Le marin pêcheur était trop pressé

Conduite sans permis au Barcarès

David est marin pêcheur au Barcarès. Il est employé par son frère patron pêcheur. Ce métier, dur et difficile permet à David de gagner entre 500 et 700 euros par mois. Le 17 septembre 2011, il est arrêté pour conduite sans permis dans un état alcoolique.

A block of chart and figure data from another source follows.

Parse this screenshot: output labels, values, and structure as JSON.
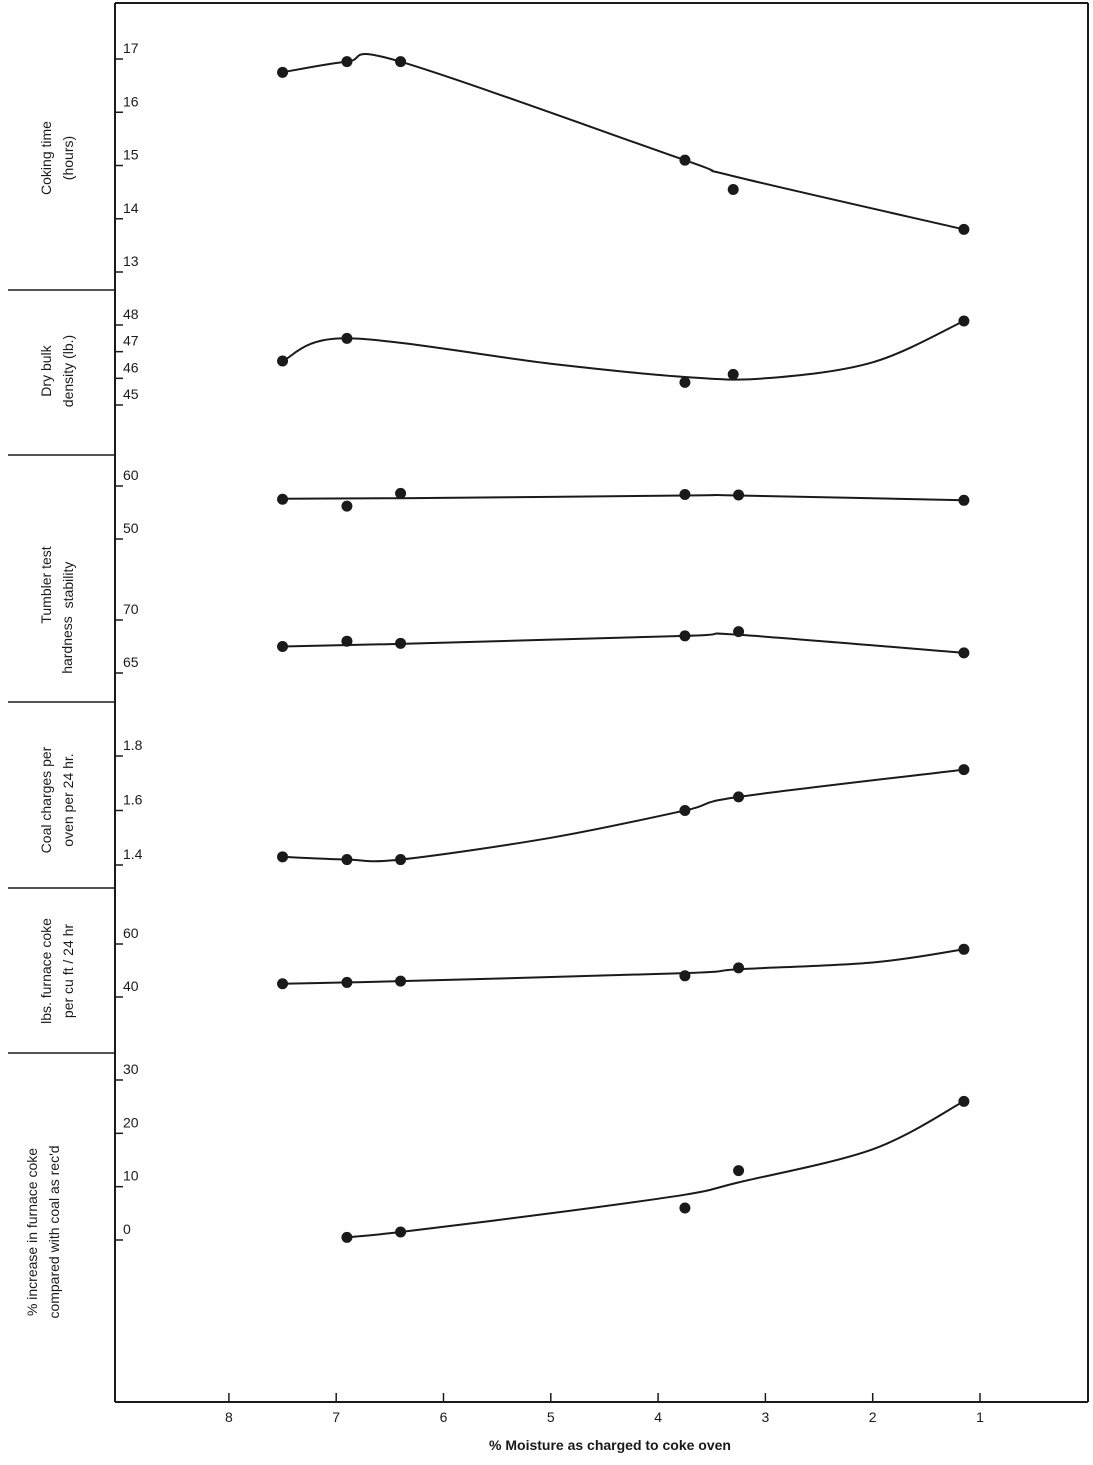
{
  "chart_data": {
    "type": "line",
    "xlabel": "% Moisture as charged to coke oven",
    "x_ticks": [
      8,
      7,
      6,
      5,
      4,
      3,
      2,
      1
    ],
    "xlim": [
      9.0,
      0.0
    ],
    "x_reversed": true,
    "grid": false,
    "panels": [
      {
        "id": "coking-time",
        "ylabel_lines": [
          "Coking time",
          "(hours)"
        ],
        "y_ticks": [
          13,
          14,
          15,
          16,
          17
        ],
        "points": [
          [
            7.5,
            16.75
          ],
          [
            6.9,
            16.95
          ],
          [
            6.4,
            16.95
          ],
          [
            3.75,
            15.1
          ],
          [
            3.3,
            14.55
          ],
          [
            1.15,
            13.8
          ]
        ],
        "curve": [
          [
            7.5,
            16.75
          ],
          [
            6.9,
            16.95
          ],
          [
            6.4,
            16.95
          ],
          [
            3.75,
            15.1
          ],
          [
            3.3,
            14.8
          ],
          [
            1.15,
            13.8
          ]
        ]
      },
      {
        "id": "dry-bulk-density",
        "ylabel_lines": [
          "Dry bulk",
          "density (lb.)"
        ],
        "y_ticks": [
          45,
          46,
          47,
          48
        ],
        "points": [
          [
            7.5,
            46.65
          ],
          [
            6.9,
            47.5
          ],
          [
            3.75,
            45.85
          ],
          [
            3.3,
            46.15
          ],
          [
            1.15,
            48.15
          ]
        ],
        "curve": [
          [
            7.5,
            46.65
          ],
          [
            6.9,
            47.5
          ],
          [
            5.0,
            46.55
          ],
          [
            3.75,
            46.05
          ],
          [
            3.0,
            46.0
          ],
          [
            2.0,
            46.6
          ],
          [
            1.15,
            48.15
          ]
        ]
      },
      {
        "id": "tumbler-stability",
        "ylabel_lines": [
          "Tumbler test",
          "stability"
        ],
        "y_ticks": [
          50,
          60
        ],
        "points": [
          [
            7.5,
            57.5
          ],
          [
            6.9,
            56.2
          ],
          [
            6.4,
            58.6
          ],
          [
            3.75,
            58.4
          ],
          [
            3.25,
            58.3
          ],
          [
            1.15,
            57.3
          ]
        ],
        "curve": [
          [
            7.5,
            57.6
          ],
          [
            6.4,
            57.7
          ],
          [
            3.75,
            58.2
          ],
          [
            3.25,
            58.2
          ],
          [
            1.15,
            57.3
          ]
        ]
      },
      {
        "id": "tumbler-hardness",
        "ylabel_lines": [
          "hardness"
        ],
        "y_ticks": [
          65,
          70
        ],
        "points": [
          [
            7.5,
            67.5
          ],
          [
            6.9,
            68.0
          ],
          [
            6.4,
            67.8
          ],
          [
            3.75,
            68.5
          ],
          [
            3.25,
            68.9
          ],
          [
            1.15,
            66.9
          ]
        ],
        "curve": [
          [
            7.5,
            67.5
          ],
          [
            6.4,
            67.75
          ],
          [
            3.75,
            68.5
          ],
          [
            3.25,
            68.6
          ],
          [
            1.15,
            66.9
          ]
        ]
      },
      {
        "id": "coal-charges",
        "ylabel_lines": [
          "Coal charges per",
          "oven per 24 hr."
        ],
        "y_ticks": [
          1.4,
          1.6,
          1.8
        ],
        "points": [
          [
            7.5,
            1.43
          ],
          [
            6.9,
            1.42
          ],
          [
            6.4,
            1.42
          ],
          [
            3.75,
            1.6
          ],
          [
            3.25,
            1.65
          ],
          [
            1.15,
            1.75
          ]
        ],
        "curve": [
          [
            7.5,
            1.43
          ],
          [
            6.9,
            1.42
          ],
          [
            6.4,
            1.42
          ],
          [
            5.0,
            1.5
          ],
          [
            3.75,
            1.6
          ],
          [
            3.25,
            1.65
          ],
          [
            1.15,
            1.75
          ]
        ]
      },
      {
        "id": "lbs-furnace-coke",
        "ylabel_lines": [
          "lbs. furnace coke",
          "per cu ft / 24 hr"
        ],
        "y_ticks": [
          40,
          60
        ],
        "points": [
          [
            7.5,
            45
          ],
          [
            6.9,
            45.5
          ],
          [
            6.4,
            46
          ],
          [
            3.75,
            48
          ],
          [
            3.25,
            51
          ],
          [
            1.15,
            58
          ]
        ],
        "curve": [
          [
            7.5,
            45
          ],
          [
            6.9,
            45.5
          ],
          [
            6.4,
            46
          ],
          [
            3.75,
            49
          ],
          [
            3.25,
            50.5
          ],
          [
            2.0,
            53
          ],
          [
            1.15,
            58
          ]
        ]
      },
      {
        "id": "pct-increase-furnace-coke",
        "ylabel_lines": [
          "% increase in furnace coke",
          "compared with coal as rec'd"
        ],
        "y_ticks": [
          0,
          10,
          20,
          30
        ],
        "points": [
          [
            6.9,
            0.5
          ],
          [
            6.4,
            1.5
          ],
          [
            3.75,
            6
          ],
          [
            3.25,
            13
          ],
          [
            1.15,
            26
          ]
        ],
        "curve": [
          [
            6.9,
            0.5
          ],
          [
            6.4,
            1.5
          ],
          [
            5.0,
            5
          ],
          [
            3.75,
            8.5
          ],
          [
            3.25,
            10.8
          ],
          [
            2.0,
            17
          ],
          [
            1.15,
            26
          ]
        ]
      }
    ]
  }
}
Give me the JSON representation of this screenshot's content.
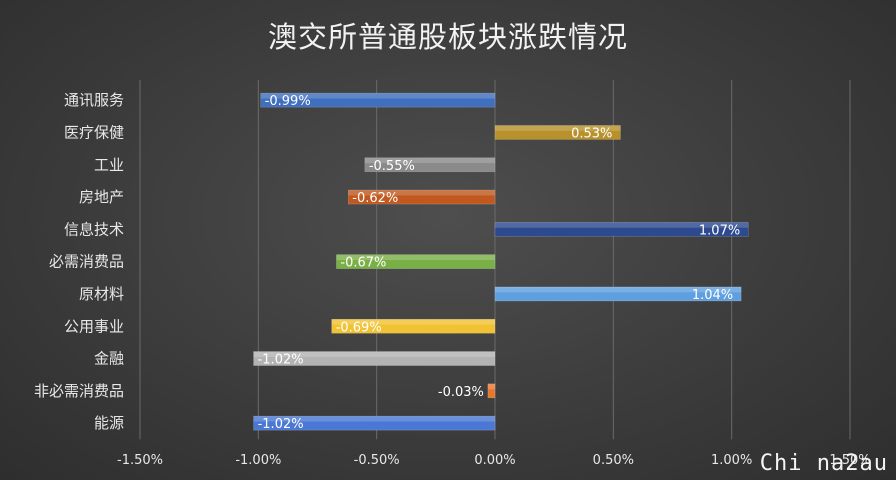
{
  "chart_data": {
    "type": "bar",
    "orientation": "horizontal",
    "title": "澳交所普通股板块涨跌情况",
    "categories": [
      "通讯服务",
      "医疗保健",
      "工业",
      "房地产",
      "信息技术",
      "必需消费品",
      "原材料",
      "公用事业",
      "金融",
      "非必需消费品",
      "能源"
    ],
    "values": [
      -0.99,
      0.53,
      -0.55,
      -0.62,
      1.07,
      -0.67,
      1.04,
      -0.69,
      -1.02,
      -0.03,
      -1.02
    ],
    "data_labels": [
      "-0.99%",
      "0.53%",
      "-0.55%",
      "-0.62%",
      "1.07%",
      "-0.67%",
      "1.04%",
      "-0.69%",
      "-1.02%",
      "-0.03%",
      "-1.02%"
    ],
    "colors": [
      "#3f6fbf",
      "#b8912a",
      "#8a8a8a",
      "#c0581f",
      "#2d4a8f",
      "#79b046",
      "#5f9fe0",
      "#f1c232",
      "#b3b3b3",
      "#e8772d",
      "#4a78d4"
    ],
    "xlim": [
      -1.5,
      1.5
    ],
    "x_ticks": [
      -1.5,
      -1.0,
      -0.5,
      0.0,
      0.5,
      1.0,
      1.5
    ],
    "x_tick_labels": [
      "-1.50%",
      "-1.00%",
      "-0.50%",
      "0.00%",
      "0.50%",
      "1.00%",
      "1.50%"
    ],
    "grid": "vertical",
    "legend": "none"
  },
  "watermark": "Chi na2au"
}
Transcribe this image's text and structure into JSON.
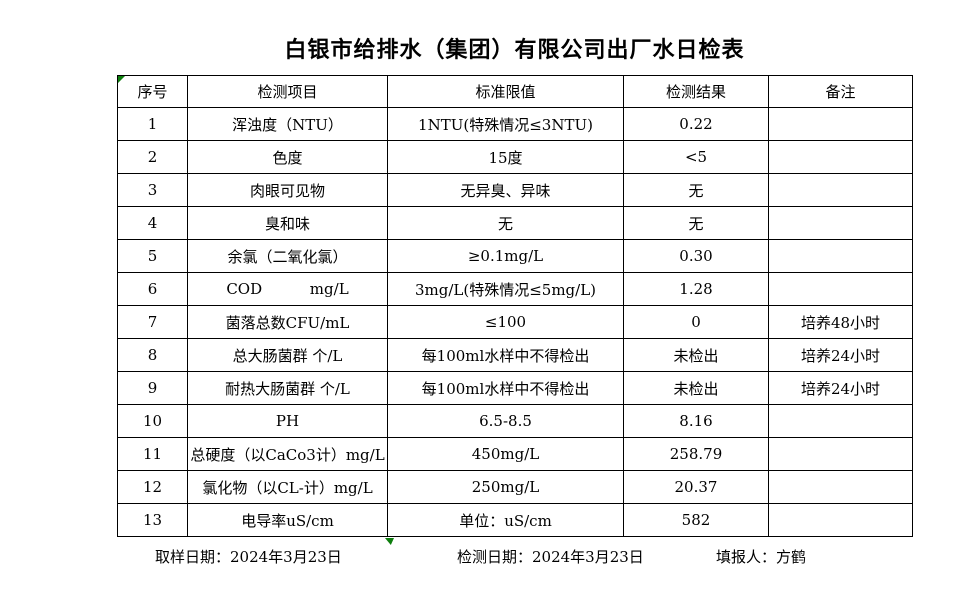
{
  "title": "白银市给排水（集团）有限公司出厂水日检表",
  "table": {
    "headers": [
      "序号",
      "检测项目",
      "标准限值",
      "检测结果",
      "备注"
    ],
    "rows": [
      {
        "no": "1",
        "item": "浑浊度（NTU）",
        "limit": "1NTU(特殊情况≤3NTU)",
        "result": "0.22",
        "note": ""
      },
      {
        "no": "2",
        "item": "色度",
        "limit": "15度",
        "result": "<5",
        "note": ""
      },
      {
        "no": "3",
        "item": "肉眼可见物",
        "limit": "无异臭、异味",
        "result": "无",
        "note": ""
      },
      {
        "no": "4",
        "item": "臭和味",
        "limit": "无",
        "result": "无",
        "note": ""
      },
      {
        "no": "5",
        "item": "余氯（二氧化氯）",
        "limit": "≥0.1mg/L",
        "result": "0.30",
        "note": ""
      },
      {
        "no": "6",
        "item": "COD          mg/L",
        "limit": "3mg/L(特殊情况≤5mg/L)",
        "result": "1.28",
        "note": ""
      },
      {
        "no": "7",
        "item": "菌落总数CFU/mL",
        "limit": "≤100",
        "result": "0",
        "note": "培养48小时"
      },
      {
        "no": "8",
        "item": "总大肠菌群 个/L",
        "limit": "每100ml水样中不得检出",
        "result": "未检出",
        "note": "培养24小时"
      },
      {
        "no": "9",
        "item": "耐热大肠菌群 个/L",
        "limit": "每100ml水样中不得检出",
        "result": "未检出",
        "note": "培养24小时"
      },
      {
        "no": "10",
        "item": "PH",
        "limit": "6.5-8.5",
        "result": "8.16",
        "note": ""
      },
      {
        "no": "11",
        "item": "总硬度（以CaCo3计）mg/L",
        "limit": "450mg/L",
        "result": "258.79",
        "note": ""
      },
      {
        "no": "12",
        "item": "氯化物（以CL-计）mg/L",
        "limit": "250mg/L",
        "result": "20.37",
        "note": ""
      },
      {
        "no": "13",
        "item": "电导率uS/cm",
        "limit": "单位：uS/cm",
        "result": "582",
        "note": ""
      }
    ]
  },
  "footer": {
    "sampling_date": "取样日期：2024年3月23日",
    "test_date": "检测日期：2024年3月23日",
    "reporter": "填报人：方鹤"
  },
  "icons": {
    "corner_marker": "excel-green-corner-triangle",
    "flag_marker": "excel-green-flag-triangle"
  },
  "colors": {
    "background": "#ffffff",
    "border": "#000000",
    "text": "#000000",
    "marker_green": "#0e7e0e"
  }
}
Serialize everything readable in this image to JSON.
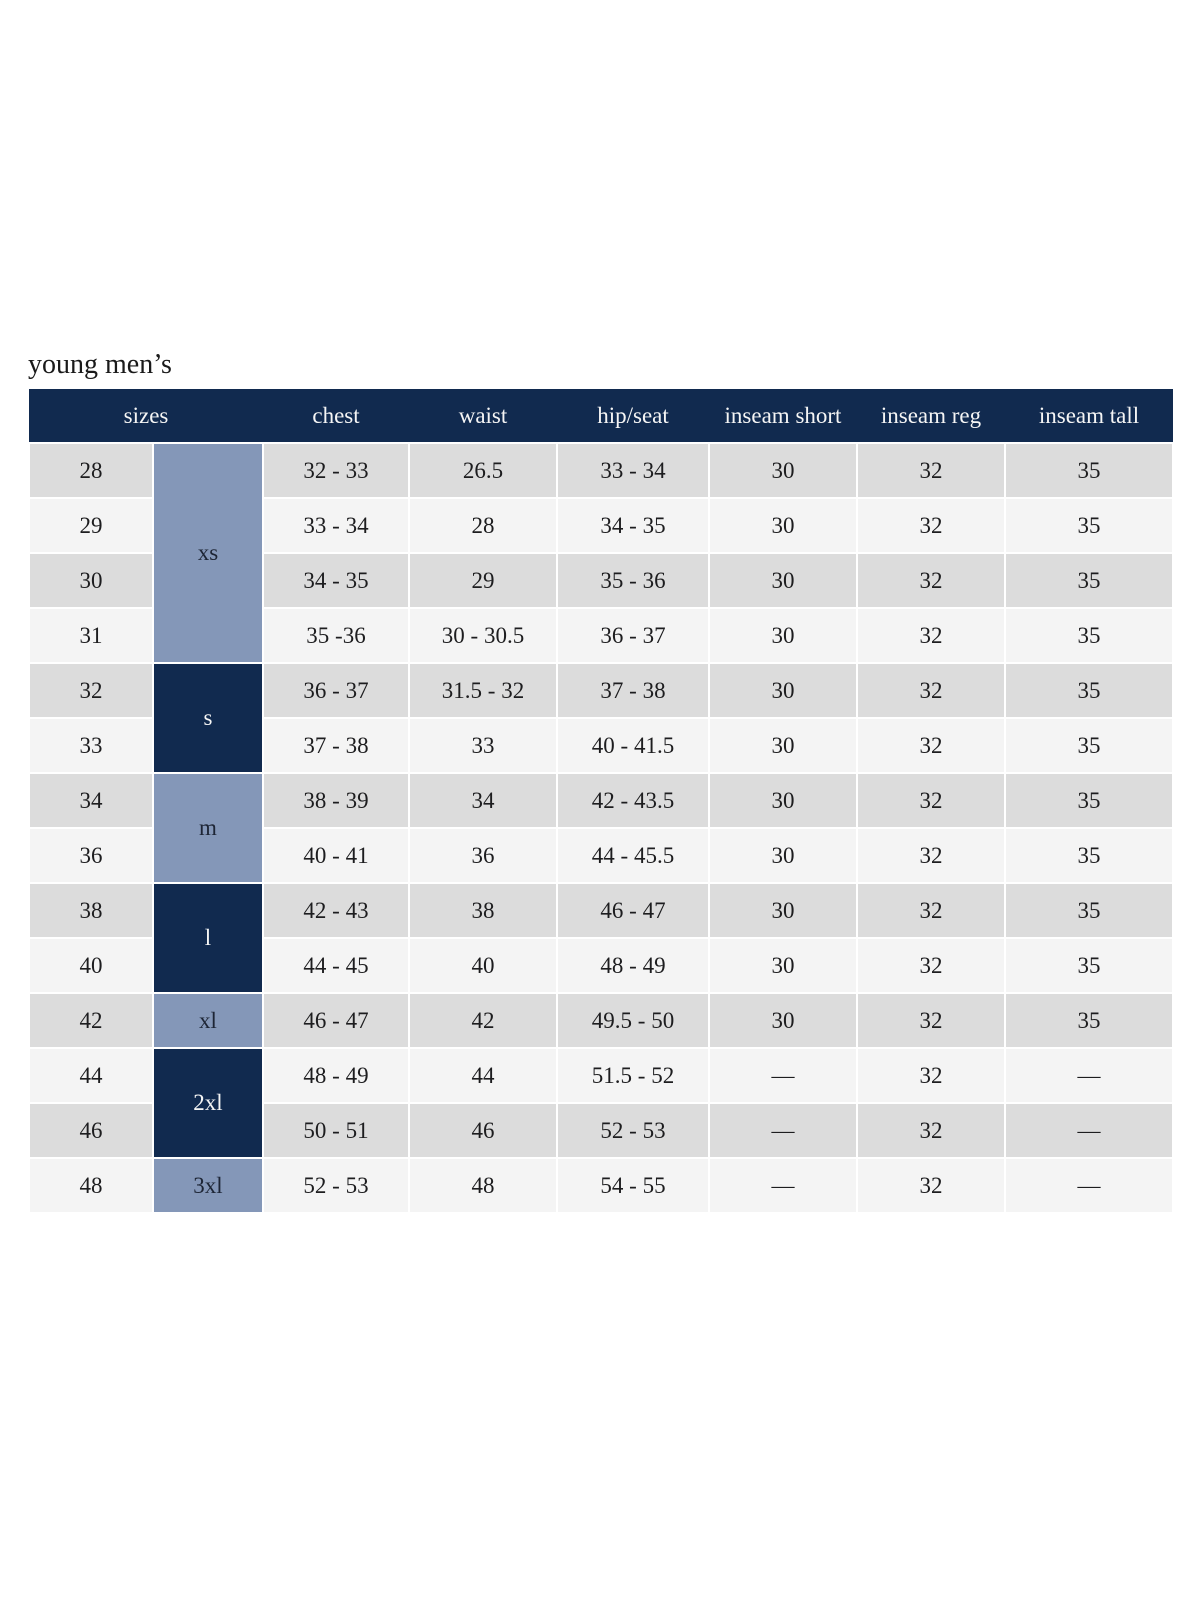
{
  "page": {
    "title": "young men’s"
  },
  "colors": {
    "header_bg": "#112a4f",
    "header_text": "#f5f5f5",
    "group_navy": "#112a4f",
    "group_navy_text": "#f5f5f5",
    "group_steel": "#8497b8",
    "group_steel_text": "#1d2535",
    "row_gray": "#dcdcdc",
    "row_light": "#f4f4f4",
    "cell_text": "#1d1d1f",
    "title_text": "#1a1a1a",
    "page_bg": "#ffffff"
  },
  "table": {
    "columns": [
      "sizes",
      "chest",
      "waist",
      "hip/seat",
      "inseam short",
      "inseam reg",
      "inseam tall"
    ],
    "size_groups": [
      {
        "label": "xs",
        "span": 4,
        "style": "steel"
      },
      {
        "label": "s",
        "span": 2,
        "style": "navy"
      },
      {
        "label": "m",
        "span": 2,
        "style": "steel"
      },
      {
        "label": "l",
        "span": 2,
        "style": "navy"
      },
      {
        "label": "xl",
        "span": 1,
        "style": "steel"
      },
      {
        "label": "2xl",
        "span": 2,
        "style": "navy"
      },
      {
        "label": "3xl",
        "span": 1,
        "style": "steel"
      }
    ],
    "rows": [
      {
        "size": "28",
        "chest": "32 - 33",
        "waist": "26.5",
        "hip_seat": "33 - 34",
        "inseam_short": "30",
        "inseam_reg": "32",
        "inseam_tall": "35"
      },
      {
        "size": "29",
        "chest": "33 - 34",
        "waist": "28",
        "hip_seat": "34 - 35",
        "inseam_short": "30",
        "inseam_reg": "32",
        "inseam_tall": "35"
      },
      {
        "size": "30",
        "chest": "34 - 35",
        "waist": "29",
        "hip_seat": "35 - 36",
        "inseam_short": "30",
        "inseam_reg": "32",
        "inseam_tall": "35"
      },
      {
        "size": "31",
        "chest": "35 -36",
        "waist": "30 - 30.5",
        "hip_seat": "36 - 37",
        "inseam_short": "30",
        "inseam_reg": "32",
        "inseam_tall": "35"
      },
      {
        "size": "32",
        "chest": "36 - 37",
        "waist": "31.5 - 32",
        "hip_seat": "37 - 38",
        "inseam_short": "30",
        "inseam_reg": "32",
        "inseam_tall": "35"
      },
      {
        "size": "33",
        "chest": "37 - 38",
        "waist": "33",
        "hip_seat": "40 - 41.5",
        "inseam_short": "30",
        "inseam_reg": "32",
        "inseam_tall": "35"
      },
      {
        "size": "34",
        "chest": "38 - 39",
        "waist": "34",
        "hip_seat": "42 - 43.5",
        "inseam_short": "30",
        "inseam_reg": "32",
        "inseam_tall": "35"
      },
      {
        "size": "36",
        "chest": "40 - 41",
        "waist": "36",
        "hip_seat": "44 - 45.5",
        "inseam_short": "30",
        "inseam_reg": "32",
        "inseam_tall": "35"
      },
      {
        "size": "38",
        "chest": "42 - 43",
        "waist": "38",
        "hip_seat": "46 - 47",
        "inseam_short": "30",
        "inseam_reg": "32",
        "inseam_tall": "35"
      },
      {
        "size": "40",
        "chest": "44 - 45",
        "waist": "40",
        "hip_seat": "48 - 49",
        "inseam_short": "30",
        "inseam_reg": "32",
        "inseam_tall": "35"
      },
      {
        "size": "42",
        "chest": "46 - 47",
        "waist": "42",
        "hip_seat": "49.5 - 50",
        "inseam_short": "30",
        "inseam_reg": "32",
        "inseam_tall": "35"
      },
      {
        "size": "44",
        "chest": "48 - 49",
        "waist": "44",
        "hip_seat": "51.5 - 52",
        "inseam_short": "—",
        "inseam_reg": "32",
        "inseam_tall": "—"
      },
      {
        "size": "46",
        "chest": "50 - 51",
        "waist": "46",
        "hip_seat": "52 - 53",
        "inseam_short": "—",
        "inseam_reg": "32",
        "inseam_tall": "—"
      },
      {
        "size": "48",
        "chest": "52 - 53",
        "waist": "48",
        "hip_seat": "54 - 55",
        "inseam_short": "—",
        "inseam_reg": "32",
        "inseam_tall": "—"
      }
    ]
  }
}
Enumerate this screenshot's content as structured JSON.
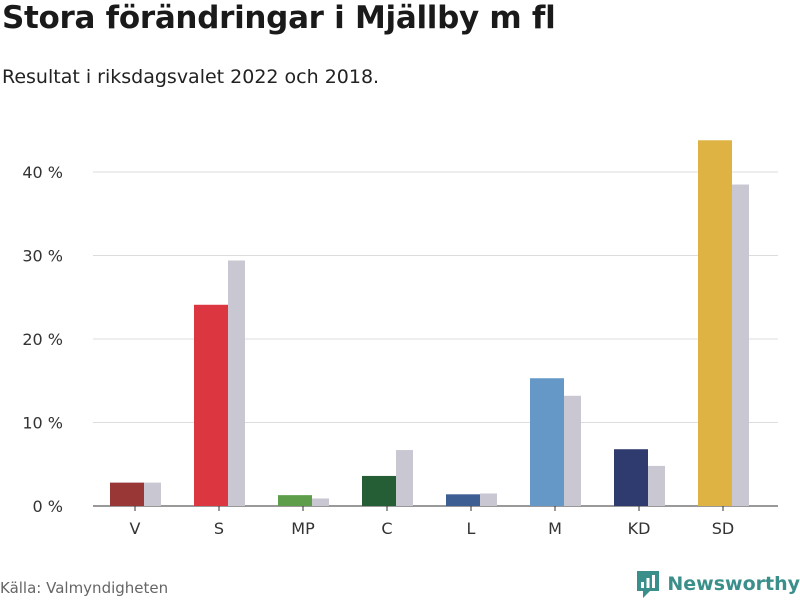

David est prié par le tribunal de donner sa version des faits. « Ce jour-là, tout d’un coup le vent a été annoncé entrant, d’ailleurs il l’a été vingt minutes après. Il fallait que j’aille au plus vite rentrer mes filets. Sinon avec un vent entrant je peux les perdre. Je n’ai pas pensé à ce que je faisais et j’ai pris la voiture pour aller au plus vite, malgré mon retrait de permis ». Le président du tribunal lui fait remarquer que les gendarmes ont aussi relevé une alcoolémie positive. David reconnaît avoir bu quatre bières qui ont provoqué un contrôle positif de 0,72 g. Quand il les a bues, il ne pensait pas être obligé de conduire. Le président revient à la charge et rappelle que son retrait de permis était dû aussi à un contrôle d’alcoolémie positif en mars puis à nouveau le 14 juillet 2011. C’est-à-dire qu’en seulement deux mois d’intervalle vous êtes deux fois contrôlé positif. « Je veux bien que le jour de la fête nationale soit une occasion à libation mais votre première leçon ne semble pas avoir été bien comprise ».

Usurpation d’identité

Et vous aggravez votre cas en déclarant aux gendarmes vous appeler Joseph, qui est le nom de votre frère. Cela s’appelle une usurpation d’identité et c’est un acte répréhensible.
Mme. la Procureur requiert deux mois de prison avec sursis, huit mois de suspension de permis de conduire et deux mois de prison pour usurpation d’identité.
Me Parrat pour la défense du marin explique au tribunal l’importance des filets mis en danger par le changement de vent. Le taux d’alcoolémie relativement faible 0,7 et fait remarquer que préoccupé par ses filets, il a donné un faux nom en l’occurrence celui de son frère, pour aller retirer au plus vite ses poissons et sauver son outil de travail. Mais le lendemain il s’est rendu de lui-même à la gendarmerie pour expliquer sa supercherie.
Le président du tribunal après avoir délibéré annonce à David que la peine pour usurpation d’identité se cumule sur le reste de la peine, c’est-à-dire deux mois avec sursis, 350 euros d’amende et quatre mois d’interdiction de permis qui viennent s’ajouter à l’interdiction toujours en court.